I am currently adapting an Android app to follow the design guidelines more and more.
One thing I am doing is removing the right carets as suggested. While this works fine for listview where each row is clickable, I have a bunch of views that display a lot of data in a list-sort kind of layout and only some of them trigger actions like downloading a document, going to a details screen or watching a video. At the moment I am indicating that these rows have an action with a right caret.
It seems like there are no patterns for more complex screen designs like this. Any suggestions on what do to?
E.g in the screen below if there is the right caret on the Order Items line you can navigate to an additional screen. Same for the Order Status screen - in some circumstances you can view more information about the order and then the right caret becomes visible..

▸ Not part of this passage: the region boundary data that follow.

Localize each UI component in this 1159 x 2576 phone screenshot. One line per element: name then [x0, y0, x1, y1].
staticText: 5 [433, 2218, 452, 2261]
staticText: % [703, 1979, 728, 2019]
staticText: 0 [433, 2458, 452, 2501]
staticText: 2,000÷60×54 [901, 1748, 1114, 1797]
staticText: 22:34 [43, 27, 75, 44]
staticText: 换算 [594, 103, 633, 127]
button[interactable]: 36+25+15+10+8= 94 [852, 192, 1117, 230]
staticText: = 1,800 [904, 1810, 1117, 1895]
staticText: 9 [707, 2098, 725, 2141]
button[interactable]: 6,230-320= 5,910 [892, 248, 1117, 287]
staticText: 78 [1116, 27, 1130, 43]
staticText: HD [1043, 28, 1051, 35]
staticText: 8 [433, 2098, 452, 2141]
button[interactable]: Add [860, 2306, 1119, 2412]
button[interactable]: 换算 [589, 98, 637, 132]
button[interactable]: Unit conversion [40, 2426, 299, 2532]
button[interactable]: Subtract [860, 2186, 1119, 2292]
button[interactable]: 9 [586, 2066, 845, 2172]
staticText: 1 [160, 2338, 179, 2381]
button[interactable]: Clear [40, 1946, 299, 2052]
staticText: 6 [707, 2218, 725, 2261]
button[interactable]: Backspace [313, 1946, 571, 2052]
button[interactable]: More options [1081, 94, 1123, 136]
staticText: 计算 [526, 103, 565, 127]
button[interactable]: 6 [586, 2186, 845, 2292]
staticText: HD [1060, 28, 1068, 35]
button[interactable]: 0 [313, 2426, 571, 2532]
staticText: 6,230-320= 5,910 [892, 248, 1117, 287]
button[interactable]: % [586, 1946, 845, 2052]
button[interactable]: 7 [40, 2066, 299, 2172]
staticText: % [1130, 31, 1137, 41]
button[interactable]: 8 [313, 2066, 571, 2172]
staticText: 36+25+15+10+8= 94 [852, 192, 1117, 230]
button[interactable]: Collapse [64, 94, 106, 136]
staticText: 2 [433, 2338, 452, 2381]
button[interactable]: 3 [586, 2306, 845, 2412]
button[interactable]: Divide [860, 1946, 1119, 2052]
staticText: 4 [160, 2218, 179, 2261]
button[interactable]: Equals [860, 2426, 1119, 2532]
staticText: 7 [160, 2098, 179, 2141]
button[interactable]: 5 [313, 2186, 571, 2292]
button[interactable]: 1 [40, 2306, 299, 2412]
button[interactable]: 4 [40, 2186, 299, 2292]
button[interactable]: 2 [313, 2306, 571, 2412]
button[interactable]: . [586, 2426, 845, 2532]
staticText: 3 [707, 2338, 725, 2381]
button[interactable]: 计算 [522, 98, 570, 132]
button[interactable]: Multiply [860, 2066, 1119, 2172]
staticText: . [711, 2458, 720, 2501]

I could replace the right caret icon with more specific icons for each use case, but for example for going to a detail screen the right caret seems perfectly fine.
Answer
+1 to both Vitaly and Paul's answers. I would also mention that if a list item has a secondary action, one option is to supply a full-height icon button (not visually a button per se just a touchable region) with a separator to indicate the action. Another option is to expose contextual actions using the contextual action bar (CAB), triggered on long press.
Additionally, in your screenshot I'd recommend removing the extra rounded rectangles around list items (we should add this to the Pure Android section of Android Design). If you need to group items, consider using header rows instead.